Für Olaf Janßen war es eine besondere Partie. Der Viktoria-Trainer trug von 1996-2000 das Trikot mit dem Adler auf der Brust, bestritt 50 Spiele für die Eintracht.

Seine Kölner hatten in der ersten Halbzeit aber einen schweren Stand gegen seine alte Liebe. Auch ohne die beiden Top-Stars Mario Götze und Kevin Trapp, die beide mit Rückenproblemen in Frankfurt blieben, hatte der Bundesligist das Spiel in den ersten 45 Minuten unter Kontrolle.

Viktoria hatte allerdings die besseren Chancen. Marseiler nach einem Konter und Fritz nach einer Ecke ließen jeweils die große Chance auf den Ausgleich liegen.

Eintracht Frankfurt sorgt bei Viktoria Köln für die späte Entscheidung

Im zweiten Durchgang übernahm die Viktoria plötzlich das Geschehen. Eintracht glaubte wohl, das Ding gegen den Drittligisten auch mit dem Fuß vom Gas zu gewinnen.

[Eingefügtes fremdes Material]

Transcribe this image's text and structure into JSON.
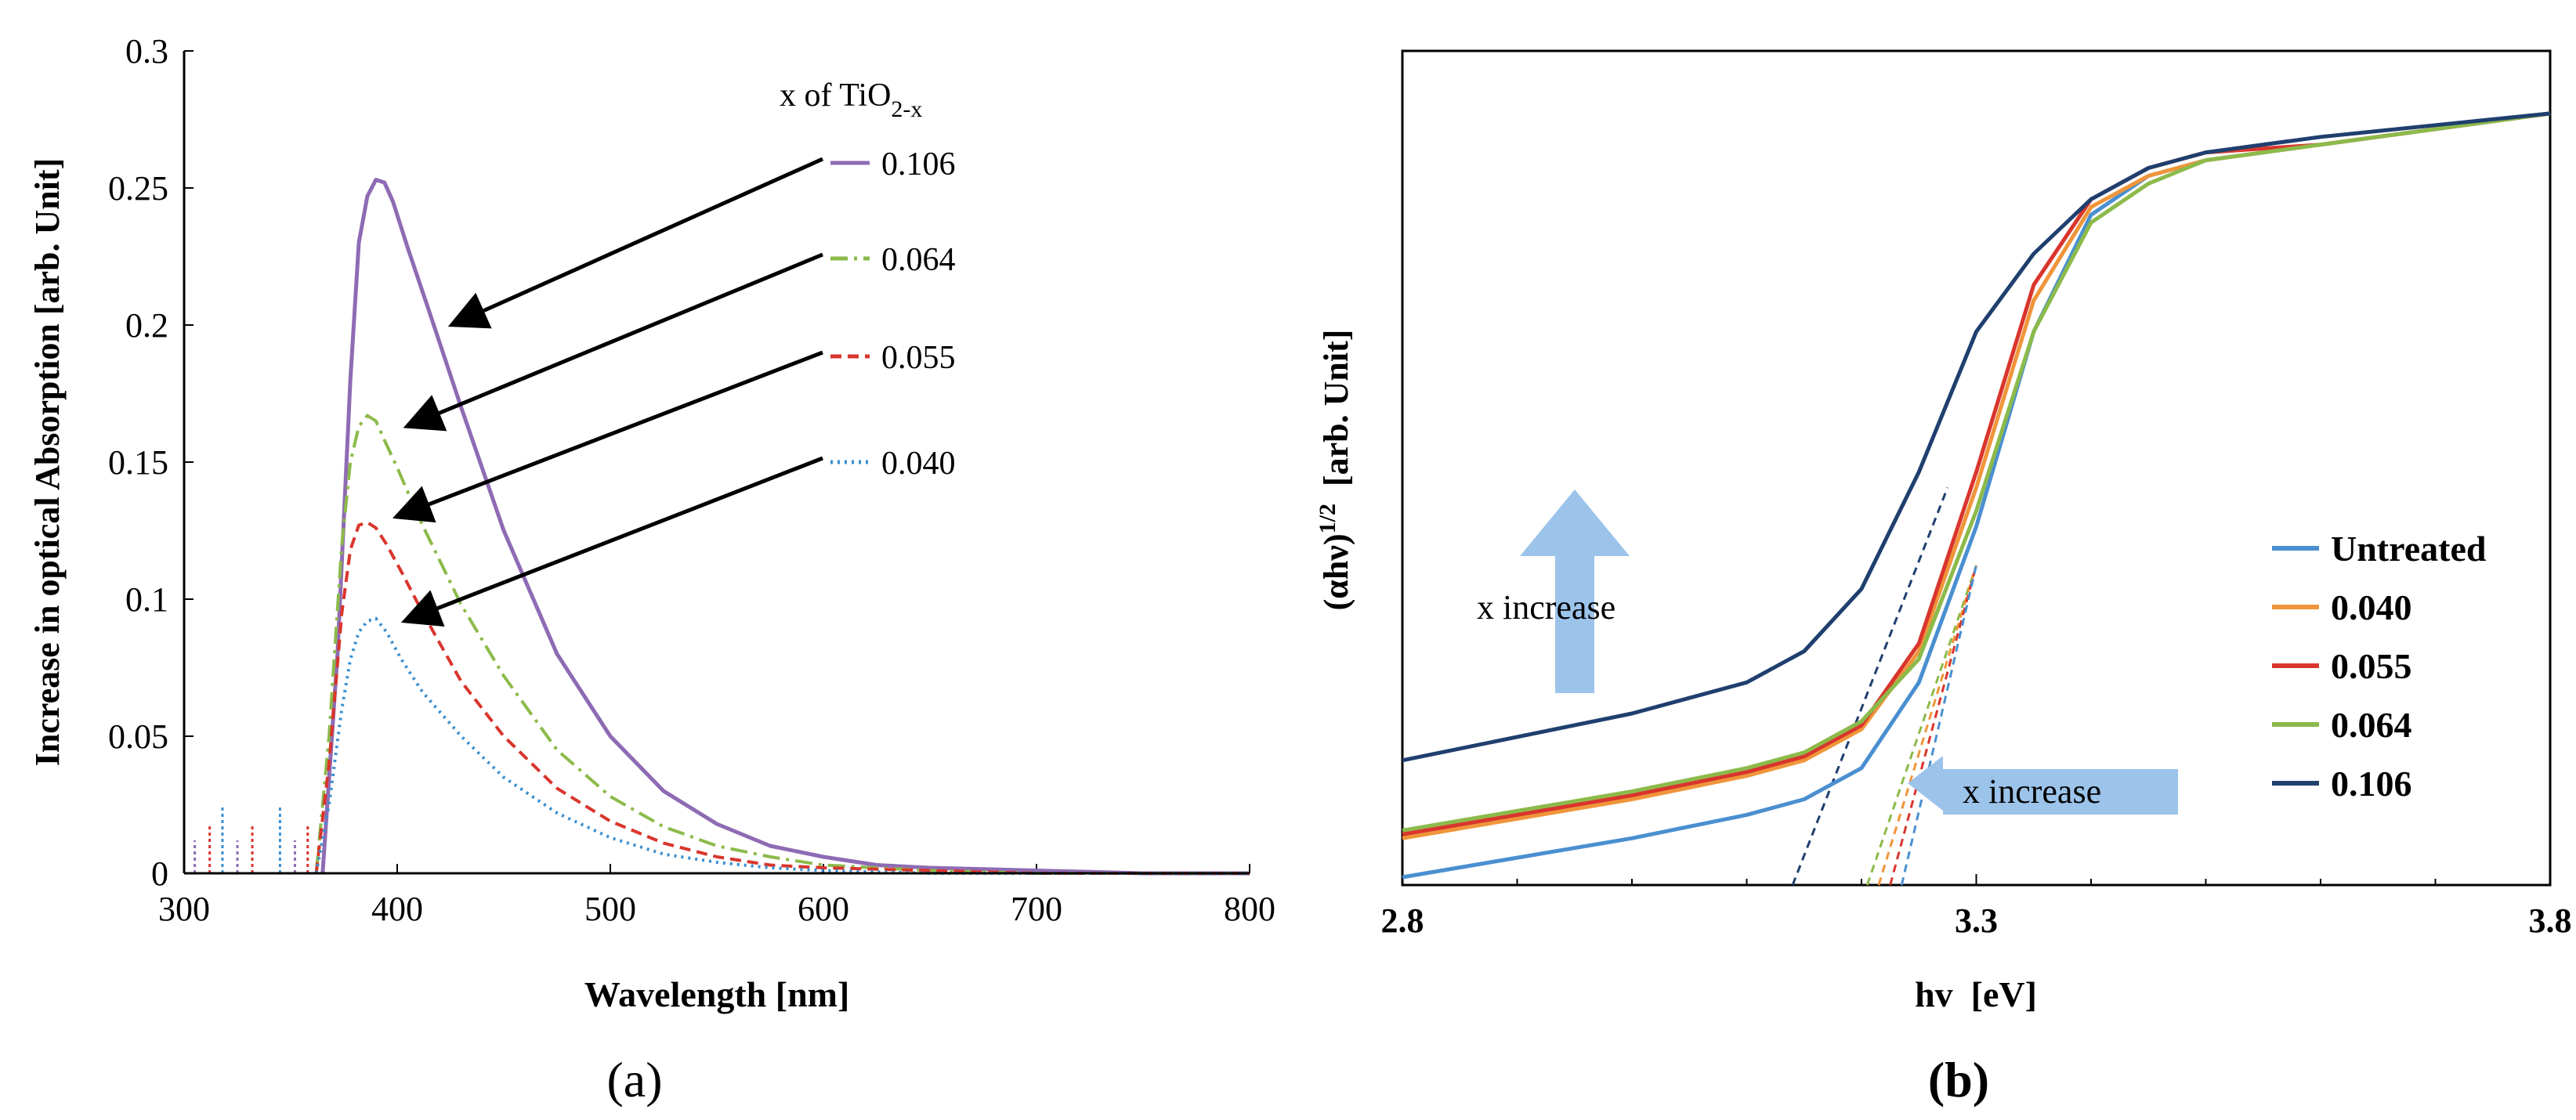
{
  "chart_data": [
    {
      "panel_label": "(a)",
      "type": "line",
      "title": "",
      "xlabel": "Wavelength [nm]",
      "ylabel": "Increase in optical Absorption [arb. Unit]",
      "xlim": [
        300,
        800
      ],
      "ylim": [
        0,
        0.3
      ],
      "xticks": [
        "300",
        "400",
        "500",
        "600",
        "700",
        "800"
      ],
      "yticks": [
        "0",
        "0.05",
        "0.1",
        "0.15",
        "0.2",
        "0.25",
        "0.3"
      ],
      "legend_title": "x of TiO",
      "legend_title_sub": "2-x",
      "legend_position": "top-right",
      "series": [
        {
          "name": "0.106",
          "color": "#8e6bb4",
          "dash": "solid",
          "x": [
            365,
            372,
            378,
            382,
            386,
            390,
            394,
            398,
            405,
            415,
            430,
            450,
            475,
            500,
            525,
            550,
            575,
            600,
            625,
            650,
            700,
            750,
            800
          ],
          "y": [
            0.0,
            0.08,
            0.18,
            0.23,
            0.247,
            0.253,
            0.252,
            0.245,
            0.228,
            0.205,
            0.17,
            0.125,
            0.08,
            0.05,
            0.03,
            0.018,
            0.01,
            0.006,
            0.003,
            0.002,
            0.001,
            0.0,
            0.0
          ]
        },
        {
          "name": "0.064",
          "color": "#8cba4a",
          "dash": "dashdot",
          "x": [
            362,
            368,
            374,
            378,
            382,
            386,
            390,
            394,
            400,
            410,
            430,
            450,
            475,
            500,
            525,
            550,
            575,
            600,
            650,
            700,
            800
          ],
          "y": [
            0.0,
            0.05,
            0.12,
            0.15,
            0.163,
            0.167,
            0.165,
            0.158,
            0.148,
            0.13,
            0.098,
            0.072,
            0.045,
            0.028,
            0.017,
            0.01,
            0.006,
            0.003,
            0.001,
            0.0,
            0.0
          ]
        },
        {
          "name": "0.055",
          "color": "#d9352c",
          "dash": "dashed",
          "x": [
            362,
            368,
            374,
            378,
            382,
            386,
            390,
            395,
            402,
            412,
            430,
            450,
            475,
            500,
            525,
            550,
            575,
            600,
            650,
            700,
            800
          ],
          "y": [
            0.0,
            0.04,
            0.095,
            0.118,
            0.127,
            0.128,
            0.126,
            0.12,
            0.11,
            0.095,
            0.07,
            0.05,
            0.031,
            0.019,
            0.011,
            0.006,
            0.003,
            0.002,
            0.001,
            0.0,
            0.0
          ]
        },
        {
          "name": "0.040",
          "color": "#3a8fd1",
          "dash": "dotted",
          "x": [
            362,
            368,
            374,
            378,
            382,
            386,
            390,
            395,
            402,
            412,
            430,
            450,
            475,
            500,
            525,
            550,
            575,
            600,
            650,
            800
          ],
          "y": [
            0.0,
            0.025,
            0.06,
            0.078,
            0.088,
            0.092,
            0.093,
            0.088,
            0.078,
            0.066,
            0.05,
            0.035,
            0.022,
            0.013,
            0.007,
            0.004,
            0.002,
            0.001,
            0.0,
            0.0
          ]
        }
      ],
      "annotations": [
        {
          "text": "arrow",
          "from_label": "0.106",
          "to_xy": [
            420,
            0.2
          ]
        },
        {
          "text": "arrow",
          "from_label": "0.064",
          "to_xy": [
            399,
            0.163
          ]
        },
        {
          "text": "arrow",
          "from_label": "0.055",
          "to_xy": [
            394,
            0.13
          ]
        },
        {
          "text": "arrow",
          "from_label": "0.040",
          "to_xy": [
            398,
            0.092
          ]
        }
      ]
    },
    {
      "panel_label": "(b)",
      "type": "line",
      "title": "",
      "xlabel": "hv  [eV]",
      "ylabel": "(αhν)",
      "ylabel_sup": "1/2",
      "ylabel_suffix": "  [arb. Unit]",
      "xlim": [
        2.8,
        3.8
      ],
      "ylim": [
        0,
        1
      ],
      "xticks": [
        "2.8",
        "3.3",
        "3.8"
      ],
      "legend_position": "bottom-right",
      "series": [
        {
          "name": "Untreated",
          "color": "#4a8fd0",
          "x": [
            2.8,
            2.9,
            3.0,
            3.1,
            3.15,
            3.2,
            3.25,
            3.3,
            3.35,
            3.4,
            3.45,
            3.5,
            3.6,
            3.7,
            3.8
          ],
          "y": [
            0.0,
            0.025,
            0.05,
            0.08,
            0.1,
            0.14,
            0.25,
            0.45,
            0.7,
            0.85,
            0.9,
            0.92,
            0.94,
            0.96,
            0.98
          ]
        },
        {
          "name": "0.040",
          "color": "#f0953a",
          "x": [
            2.8,
            2.9,
            3.0,
            3.1,
            3.15,
            3.2,
            3.25,
            3.3,
            3.35,
            3.4,
            3.45,
            3.5,
            3.6,
            3.7,
            3.8
          ],
          "y": [
            0.05,
            0.075,
            0.1,
            0.13,
            0.15,
            0.19,
            0.29,
            0.5,
            0.74,
            0.86,
            0.9,
            0.92,
            0.94,
            0.96,
            0.98
          ]
        },
        {
          "name": "0.055",
          "color": "#d9352c",
          "x": [
            2.8,
            2.9,
            3.0,
            3.1,
            3.15,
            3.2,
            3.25,
            3.3,
            3.35,
            3.4,
            3.45,
            3.5,
            3.6,
            3.7,
            3.8
          ],
          "y": [
            0.055,
            0.08,
            0.105,
            0.135,
            0.155,
            0.195,
            0.3,
            0.52,
            0.76,
            0.87,
            0.91,
            0.93,
            0.94,
            0.96,
            0.98
          ]
        },
        {
          "name": "0.064",
          "color": "#8cba4a",
          "x": [
            2.8,
            2.9,
            3.0,
            3.1,
            3.15,
            3.2,
            3.25,
            3.3,
            3.35,
            3.4,
            3.45,
            3.5,
            3.6,
            3.7,
            3.8
          ],
          "y": [
            0.06,
            0.085,
            0.11,
            0.14,
            0.16,
            0.2,
            0.28,
            0.47,
            0.7,
            0.84,
            0.89,
            0.92,
            0.94,
            0.96,
            0.98
          ]
        },
        {
          "name": "0.106",
          "color": "#1f3f6e",
          "x": [
            2.8,
            2.9,
            3.0,
            3.1,
            3.15,
            3.2,
            3.25,
            3.3,
            3.35,
            3.4,
            3.45,
            3.5,
            3.6,
            3.7,
            3.8
          ],
          "y": [
            0.15,
            0.18,
            0.21,
            0.25,
            0.29,
            0.37,
            0.52,
            0.7,
            0.8,
            0.87,
            0.91,
            0.93,
            0.95,
            0.965,
            0.98
          ]
        }
      ],
      "tangents": [
        {
          "color": "#1f3f6e",
          "x": [
            3.14,
            3.275
          ],
          "y": [
            0.0,
            0.5
          ]
        },
        {
          "color": "#8cba4a",
          "x": [
            3.205,
            3.3
          ],
          "y": [
            0.0,
            0.4
          ]
        },
        {
          "color": "#f0953a",
          "x": [
            3.215,
            3.3
          ],
          "y": [
            0.0,
            0.4
          ]
        },
        {
          "color": "#d9352c",
          "x": [
            3.225,
            3.3
          ],
          "y": [
            0.0,
            0.4
          ]
        },
        {
          "color": "#4a8fd0",
          "x": [
            3.235,
            3.3
          ],
          "y": [
            0.0,
            0.4
          ]
        }
      ],
      "annotations": [
        {
          "text": "x increase",
          "direction": "up"
        },
        {
          "text": "x increase",
          "direction": "left"
        }
      ]
    }
  ]
}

Denn wären die Gäste weiter keine klare Torchance hatten, schnupperten die Höhenberger weiter an der Überraschung. Greger scheiterte an Skhiri, der kurz vor der Tor-Linie entscheidend blockte. Der Ex-Kölner war damit vorne UND hinten der Matchwinner.

Denn Viktoria tat und machte bis zum Schluss, fand aber nicht mehr die entscheidende Lücke in der Gäste-Defensive. Stattdessen machte die SGE in der Schlussminute durch Knauff den Deckel drauf. Eine couragierte Kölner Leistung, die am Ende nicht belohnt wurde.